Diese Regelung, die in der Öffentlichkeit als bezahlter Unterricht bezeichnet wird, ist in Artikel 9 des “Erlasses über die Unterrichts- und zusätzlichen Unterrichtsstunden der Leiter und Lehrer des Ministeriums für nationale Bildung” festgelegt. Diesem Artikel zufolge können bei unzureichender Zahl von Lehrkräften in Vorschul-, Grundschul-, Sekundarschul-, Sonderschul- und nichtformalen Bildungseinrichtungen sowie in temporären Bildungszentren, in denen Ausländer unterrichtet werden, zusätzliche Lehrverpflichtungen von bis zu 30 Stunden pro Woche zugewiesen werden, sofern sie über eine Hochschulausbildung verfügen. Wie aus dem Beschluss hervorgeht, ist die Zuweisung einer Lehrkraft für zusätzlichen Unterricht an zwei Bedingungen geknüpft. Die erste ist, dass die Zahl der Lehrer nicht ausreicht, die zweite, dass sie über eine Hochschulausbildung verfügen. Heute ist es absurd, von einer unzureichenden Zahl von Lehrern zu sprechen! Daher ist die Zuweisung von Lehrern gegen zusätzliche Unterrichtsstunden eine der wichtigsten Praktiken, die den Lehrerberuf in eine Krise stürzen und unverzüglich abgeschafft werden sollten.

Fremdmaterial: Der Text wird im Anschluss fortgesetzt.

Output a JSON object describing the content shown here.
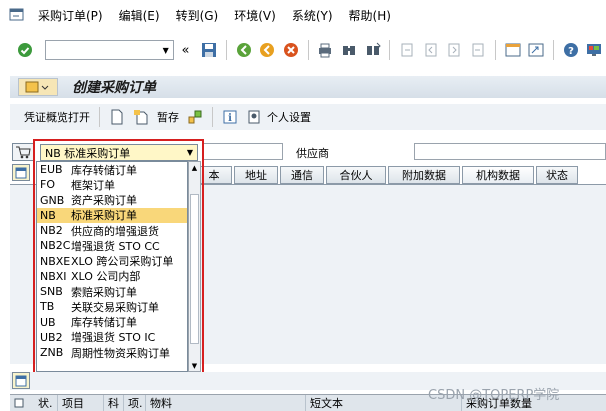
{
  "menu": {
    "items": [
      "采购订单(P)",
      "编辑(E)",
      "转到(G)",
      "环境(V)",
      "系统(Y)",
      "帮助(H)"
    ]
  },
  "toolbar": {
    "command_value": ""
  },
  "screen": {
    "title": "创建采购订单"
  },
  "app_toolbar": {
    "overview_label": "凭证概览打开",
    "hold_label": "暂存",
    "personal_settings_label": "个人设置"
  },
  "header": {
    "po_type_value": "NB 标准采购订单",
    "supplier_label": "供应商"
  },
  "tabs": [
    {
      "label": "本",
      "active": false
    },
    {
      "label": "地址",
      "active": false
    },
    {
      "label": "通信",
      "active": false
    },
    {
      "label": "合伙人",
      "active": false
    },
    {
      "label": "附加数据",
      "active": false
    },
    {
      "label": "机构数据",
      "active": true
    },
    {
      "label": "状态",
      "active": false
    }
  ],
  "po_type_options": [
    {
      "code": "EUB",
      "text": "库存转储订单"
    },
    {
      "code": "FO",
      "text": "框架订单"
    },
    {
      "code": "GNB",
      "text": "资产采购订单"
    },
    {
      "code": "NB",
      "text": "标准采购订单",
      "selected": true
    },
    {
      "code": "NB2",
      "text": "供应商的增强退货"
    },
    {
      "code": "NB2C",
      "text": "增强退货 STO CC"
    },
    {
      "code": "NBXE",
      "text": "XLO 跨公司采购订单"
    },
    {
      "code": "NBXI",
      "text": "XLO 公司内部"
    },
    {
      "code": "SNB",
      "text": "索赔采购订单"
    },
    {
      "code": "TB",
      "text": "关联交易采购订单"
    },
    {
      "code": "UB",
      "text": "库存转储订单"
    },
    {
      "code": "UB2",
      "text": "增强退货 STO IC"
    },
    {
      "code": "ZNB",
      "text": "周期性物资采购订单"
    }
  ],
  "items_table": {
    "columns": [
      "状.",
      "项目",
      "科",
      "项.",
      "物料",
      "短文本",
      "采购订单数量"
    ]
  },
  "watermark": "CSDN @TOPERP学院"
}
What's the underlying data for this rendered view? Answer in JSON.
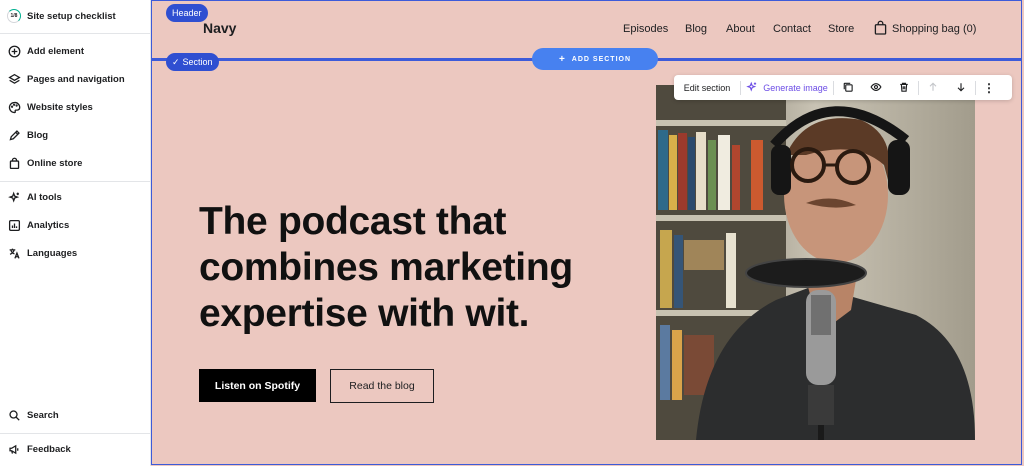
{
  "sidebar": {
    "checklist": {
      "label": "Site setup checklist",
      "progress": "1/8"
    },
    "items": [
      {
        "label": "Add element",
        "icon": "plus-circle-icon"
      },
      {
        "label": "Pages and navigation",
        "icon": "layers-icon"
      },
      {
        "label": "Website styles",
        "icon": "palette-icon"
      },
      {
        "label": "Blog",
        "icon": "pen-icon"
      },
      {
        "label": "Online store",
        "icon": "bag-icon"
      },
      {
        "label": "AI tools",
        "icon": "sparkle-icon"
      },
      {
        "label": "Analytics",
        "icon": "chart-icon"
      },
      {
        "label": "Languages",
        "icon": "translate-icon"
      }
    ],
    "search": "Search",
    "feedback": "Feedback"
  },
  "canvas": {
    "header_pill": "Header",
    "section_pill": "Section",
    "brand": "Navy",
    "nav": [
      "Episodes",
      "Blog",
      "About",
      "Contact",
      "Store"
    ],
    "bag": "Shopping bag (0)",
    "add_section": "ADD SECTION",
    "toolbar": {
      "edit": "Edit section",
      "generate": "Generate image"
    },
    "hero": {
      "title": "The podcast that combines marketing expertise with wit.",
      "primary_button": "Listen on Spotify",
      "secondary_button": "Read the blog"
    }
  },
  "colors": {
    "accent": "#2f4fd1",
    "add_section": "#4781f0",
    "background": "#ecc8c0",
    "generate": "#6d4ee6"
  }
}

Zusammenfassend lässt sich sagen, dass die Ursachen der Lehrerkrise in der Türkei fast ausnahmslos in der Kurzsichtigkeit des Bildungsministeriums, seiner mangelnden Planung, seinem Unverständnis für den internationalen Status des Lehrerberufs, seinem Unvermögen, das Recht auf Bildung und die Interessen der Schüler in den Vordergrund zu stellen, und seinem Bestreben, den vom herrschenden Block gewünschten Standardlehrertypus auszubilden, anstatt die soziale Funktion des Lehrerberufs zu berücksichtigen, zu finden sind.
In diesem Zusammenhang liegt es auf der Hand, dass die Lösung der Lehrerkrise nicht bei denjenigen liegen wird, die den Lehrerberuf in die Krise gebracht haben.